Hamburger Dom: 22-Jähriger sitzt stundenlang in 25 Metern Höhe im Kettenkarussell fest
Bei einer technischen Panne auf dem Hamburger Dom sind am Dienstag mehrere Fahrgäste in einem Kettenkarussell in 25 Metern Höhe festgesessen. Ein 22-Jähriger berichtet von einem lauten Knacken und stundenlangem Ausharren.
Eine technische Panne hat am Dienstag auf dem Hamburger Dom für einen längeren Einsatz der Feuerwehr gesorgt. In einem Kettenkarussell saßen mehrere Fahrgäste in etwa 25 Metern Höhe fest, darunter auch der 22-jährige Sigurd Büchel. Er schilderte gegenüber Medien, dass es zunächst einen ziemlich lauten Knack gegeben habe, bevor die Fahrt abrupt stoppte.
Nach Angaben der Einsatzkräfte waren insgesamt 23 Menschen in dem Fahrgeschäft eingeschlossen. Die Rettung gestaltete sich aufwendig, da die Gondeln in schwindelerregender Höhe hingen und nicht einfach heruntergelassen werden konnten. Die Feuerwehr musste eine Drehleiter in Stellung bringen, um die Fahrgäste einzeln aus den Gondeln zu befreien. Der Einsatz zog sich über mehrere Stunden hin, bis alle Personen sicher den Boden erreichten.
Sigurd Büchel, der zu den Betroffenen gehörte, beschrieb die Situation als beklemmend.

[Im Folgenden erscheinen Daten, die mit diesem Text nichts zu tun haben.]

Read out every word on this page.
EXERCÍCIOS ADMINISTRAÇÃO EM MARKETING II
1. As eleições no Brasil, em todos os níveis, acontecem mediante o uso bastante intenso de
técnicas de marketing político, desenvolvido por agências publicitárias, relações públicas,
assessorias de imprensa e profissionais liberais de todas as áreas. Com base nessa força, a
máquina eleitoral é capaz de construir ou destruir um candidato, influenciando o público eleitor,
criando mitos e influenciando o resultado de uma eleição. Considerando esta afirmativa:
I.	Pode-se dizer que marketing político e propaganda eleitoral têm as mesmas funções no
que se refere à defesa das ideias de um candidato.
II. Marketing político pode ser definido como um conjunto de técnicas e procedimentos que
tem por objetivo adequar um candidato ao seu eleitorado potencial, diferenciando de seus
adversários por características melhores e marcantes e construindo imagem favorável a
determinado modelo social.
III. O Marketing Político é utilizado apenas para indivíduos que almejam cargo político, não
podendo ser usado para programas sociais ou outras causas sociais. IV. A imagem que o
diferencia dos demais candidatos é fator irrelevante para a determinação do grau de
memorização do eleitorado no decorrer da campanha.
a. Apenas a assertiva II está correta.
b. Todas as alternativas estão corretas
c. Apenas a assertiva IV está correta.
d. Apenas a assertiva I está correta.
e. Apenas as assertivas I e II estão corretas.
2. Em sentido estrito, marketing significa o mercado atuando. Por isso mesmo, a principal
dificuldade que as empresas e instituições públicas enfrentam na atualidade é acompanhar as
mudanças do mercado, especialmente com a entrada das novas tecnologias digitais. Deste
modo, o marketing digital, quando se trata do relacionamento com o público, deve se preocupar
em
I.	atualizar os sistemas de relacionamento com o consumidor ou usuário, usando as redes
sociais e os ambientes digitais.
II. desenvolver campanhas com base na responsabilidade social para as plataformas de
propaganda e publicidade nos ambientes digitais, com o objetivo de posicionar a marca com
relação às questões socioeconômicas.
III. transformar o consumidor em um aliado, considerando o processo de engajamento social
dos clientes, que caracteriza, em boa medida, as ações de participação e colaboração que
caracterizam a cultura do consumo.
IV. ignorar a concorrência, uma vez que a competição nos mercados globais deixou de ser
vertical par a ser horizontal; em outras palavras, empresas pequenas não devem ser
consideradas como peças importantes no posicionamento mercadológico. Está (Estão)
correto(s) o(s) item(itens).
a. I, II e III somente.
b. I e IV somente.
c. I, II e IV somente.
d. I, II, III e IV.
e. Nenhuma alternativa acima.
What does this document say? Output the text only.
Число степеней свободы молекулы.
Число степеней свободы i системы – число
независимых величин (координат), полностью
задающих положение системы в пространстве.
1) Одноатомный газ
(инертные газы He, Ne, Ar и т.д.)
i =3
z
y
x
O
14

Man habe in der Höhe ausgeharrt und nicht gewusst, wie lange die Panne andauern würde. Die Rettungskräfte hätten die Lage jedoch ruhig und professionell im Griff gehabt. Verletzt wurde nach ersten Erkenntnissen niemand, die Fahrgäste kamen mit dem Schrecken davon.
Die Ursache für den technischen Defekt ist bislang unklar. Der Betreiber des Fahrgeschäfts und die zuständigen Behörden haben Ermittlungen aufgenommen. Der Hamburger Dom ist eines der größten Volksfeste Norddeutschlands und zieht jedes Jahr Millionen Besucher an. Zwischenfälle dieser Art sind dort selten, kommen aber immer wieder vor, wenn die Technik der Fahrgeschäfte versagt.
Für die betroffenen Fahrgäste endete der Tag mit einer gehörigen Portion Nervenkitzel, den sie sich so nicht gewünscht hatten. Die Feuerwehr lobte das besonnene Verhalten der Eingeschlossenen, das die Rettungsarbeiten erheblich erleichtert habe. Der Vorfall wirft erneut Fragen nach der Sicherheit von Fahrgeschäften auf Volksfesten auf, auch wenn solche Pannen in der Regel auf Verschleiß oder unvorhergesehene technische Probleme zurückzuführen sind.